# celebration of the wheel



## mysteryscribe (May 22, 2007)

*Celebration of the Wheel
by MysteryWriter
*? 
If I had been kicking around the summer art and festival scene longer, I never would have booked the 'Celebration of the Wheel' Festival. I most likely wouldn't have if I hadn't been in a hurry to fill my summer event schedule either. I just didn't read the description, it was close enough and fell on a July weekend that had no other shows or festivals so I booked it. I put it on the calendar then forgot all about it. 
The next time I read the booking was when I parked my vintage camping trailer on a space at the country fair ground in Arborville, NC Arborville's claim to fame was a dirt race track that had started some kind of racing. Not being a race fan of any kind I hadn't known even that about the town. That race track and its history accounted for the 'Celebration of the Wheel Festival.'
The festival was to be inside the small town. The town, no more than a mile away from the fair grounds, had blocked off streets throughout the downtown for us. The Festival's first day, I discovered on a more detailed reading of the internet brochure, was to culminate with a motorcycle race at the aforementioned racetrack. I hadn't prviously bothered to read past the downtown show part. The motorcycle race did explain all the tents pitched over the fairground. It also explained the motorcycles parked helter skelter in front of the tents. There were at least a hundred just in the fairground area.
I knew for a fact that there was also a state park within ten miles of Arborville. I expected the larger motorhomes had opted for the more secure concrete pads of the state park. My little camper would most likely sit on the soft earth just fine. It had been designed for camping in the days before concrete pads were everywhere. Besides if it got stuck, the totally restored 1950 Willys Jeep could easily tow it out.
Both the camper and the Jeep had been restored by a close friend. She, yes a woman, had decided to move on to a more fun project, so I bought the pair from her cheap enough. The Jeep had been a totally factory fresh restore, but the camper had a lot of Lois in it. In other words it had a kind of feminine feel without being feminine. I know that is hard to understand but it manifested itself in things like a full length mirror. Who ever heard of a full length mirror in a camper.
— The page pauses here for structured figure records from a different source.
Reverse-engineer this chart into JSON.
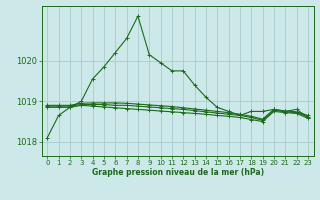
{
  "background_color": "#cce8e8",
  "grid_color": "#aacccc",
  "line_color": "#1a6b1a",
  "title": "Graphe pression niveau de la mer (hPa)",
  "xlim": [
    -0.5,
    23.5
  ],
  "ylim": [
    1017.65,
    1021.35
  ],
  "yticks": [
    1018,
    1019,
    1020
  ],
  "xticks": [
    0,
    1,
    2,
    3,
    4,
    5,
    6,
    7,
    8,
    9,
    10,
    11,
    12,
    13,
    14,
    15,
    16,
    17,
    18,
    19,
    20,
    21,
    22,
    23
  ],
  "series": [
    [
      1018.1,
      1018.65,
      1018.85,
      1019.0,
      1019.55,
      1019.85,
      1020.2,
      1020.55,
      1021.1,
      1020.15,
      1019.95,
      1019.75,
      1019.75,
      1019.4,
      1019.1,
      1018.85,
      1018.75,
      1018.65,
      1018.75,
      1018.75,
      1018.8,
      1018.75,
      1018.8,
      1018.6
    ],
    [
      1018.85,
      1018.85,
      1018.85,
      1018.9,
      1018.88,
      1018.86,
      1018.84,
      1018.82,
      1018.8,
      1018.78,
      1018.76,
      1018.74,
      1018.72,
      1018.7,
      1018.68,
      1018.65,
      1018.63,
      1018.6,
      1018.55,
      1018.5,
      1018.75,
      1018.72,
      1018.7,
      1018.58
    ],
    [
      1018.88,
      1018.88,
      1018.88,
      1018.92,
      1018.92,
      1018.92,
      1018.9,
      1018.9,
      1018.88,
      1018.86,
      1018.84,
      1018.82,
      1018.8,
      1018.77,
      1018.74,
      1018.71,
      1018.68,
      1018.65,
      1018.6,
      1018.53,
      1018.78,
      1018.74,
      1018.72,
      1018.62
    ],
    [
      1018.9,
      1018.9,
      1018.9,
      1018.95,
      1018.96,
      1018.96,
      1018.96,
      1018.95,
      1018.93,
      1018.91,
      1018.89,
      1018.87,
      1018.84,
      1018.81,
      1018.78,
      1018.75,
      1018.72,
      1018.68,
      1018.63,
      1018.56,
      1018.8,
      1018.76,
      1018.74,
      1018.65
    ]
  ]
}
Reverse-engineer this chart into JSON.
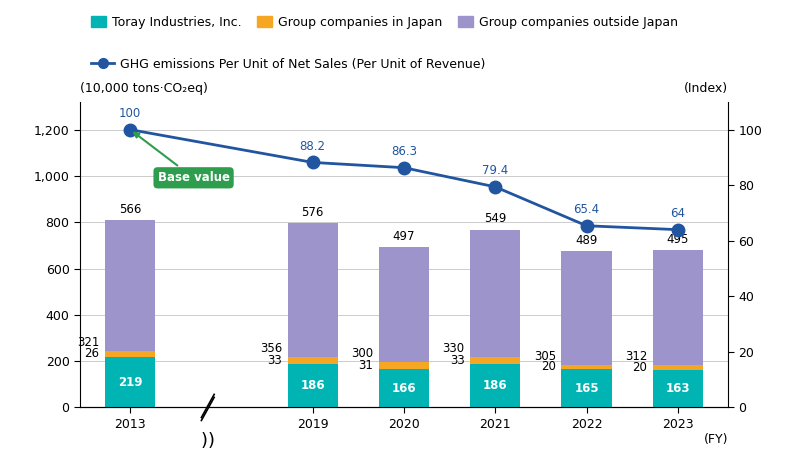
{
  "years": [
    2013,
    2019,
    2020,
    2021,
    2022,
    2023
  ],
  "x_positions": [
    0,
    2,
    3,
    4,
    5,
    6
  ],
  "toray_industries": [
    219,
    186,
    166,
    186,
    165,
    163
  ],
  "group_japan": [
    26,
    33,
    31,
    33,
    20,
    20
  ],
  "group_outside_japan": [
    566,
    576,
    497,
    549,
    489,
    495
  ],
  "cumulative_labels": [
    321,
    356,
    300,
    330,
    305,
    312
  ],
  "ghg_index": [
    100,
    88.2,
    86.3,
    79.4,
    65.4,
    64.0
  ],
  "bar_width": 0.55,
  "toray_color": "#00b4b4",
  "japan_color": "#f5a623",
  "outside_color": "#9e94cc",
  "line_color": "#2255a0",
  "base_value_box_color": "#2e9e4e",
  "base_value_text": "Base value",
  "ylabel_left": "(10,000 tons·CO₂eq)",
  "ylabel_right": "(Index)",
  "xlabel": "(FY)",
  "ylim_left": [
    0,
    1320
  ],
  "ylim_right": [
    0,
    110
  ],
  "yticks_left": [
    0,
    200,
    400,
    600,
    800,
    1000,
    1200
  ],
  "yticks_right": [
    0,
    20,
    40,
    60,
    80,
    100
  ],
  "legend_labels": [
    "Toray Industries, Inc.",
    "Group companies in Japan",
    "Group companies outside Japan",
    "GHG emissions Per Unit of Net Sales (Per Unit of Revenue)"
  ],
  "bar_annotations_toray": [
    219,
    186,
    166,
    186,
    165,
    163
  ],
  "bar_annotations_japan": [
    26,
    33,
    31,
    33,
    20,
    20
  ],
  "bar_annotations_outside": [
    566,
    576,
    497,
    549,
    489,
    495
  ],
  "ghg_annotations": [
    100,
    88.2,
    86.3,
    79.4,
    65.4,
    64.0
  ],
  "background_color": "#ffffff",
  "grid_color": "#cccccc"
}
If you want to finish it you will have to go here http://www.2hot2cool.com/11/deacon1/    nothing to buy or anything there just isnt enough room for it here


----------



## mysteryscribe (Jun 3, 2007)

More people opened why cant I post all this story, than opened the story itself.  not that surely says something about my lack of talent.  Mr reputation preceeds me.


----------



## mysteryscribe (Jun 4, 2007)

Am I going to have to pay someone to read this???


----------



## JimmyJaceyMom (Jun 8, 2007)

Maybe they were having the same trouble I had in opening it.... it wouldn't let me.  But as you've sent it to me and I have read it I thought it was very interesting.  Is this a true story, about you?  I don't know enough about you to be able to tell.  Or made up?  Either way I read the whole thing and so it must have been good because I get bored easily. Especially with reading.  
You know what's funny. My husband is a great artist and one time he was recruited by a friend to do bodypaint for the Rolling Rock Town Fair in PA.  They got paid in tips.  So anyhow half the day went by with a bunch of boring peace signs and whatnot on a bunch of girls cheeks or a dragon on a bicep, stuff like that.
Til this one girl walks up and wants him to paint her um,,, can I say boobs here?  LOL  so he did and she walked around like that.  Ten minutes later there was another, and another and another... It was crazy. You made me think of that with your story. I sat and watched my husband inadvertantly grope a bunch of girls all day!  Eh, Whatever. 
I think your story was a good one, although I did think it ended very abruptly.  That's not so much a bad thing but I wasn't expecting that to be it.


----------



## mysteryscribe (Jun 8, 2007)

yes my wife calls my ending axeblow endings....  It isn't about me more a little about festivals I have done and how they are always different.  I like that you and your husband are in the arts.  Artist are fun people in general a little nuts but fun.

The story appealed to a few of my a.d.d. friends.  One of them gave me my my very favorite comment about my writing. "It's like sitting at the kitchen table watching a favorite uncle drink liquor and tell stories."  That was the best compliment I ever had.


----------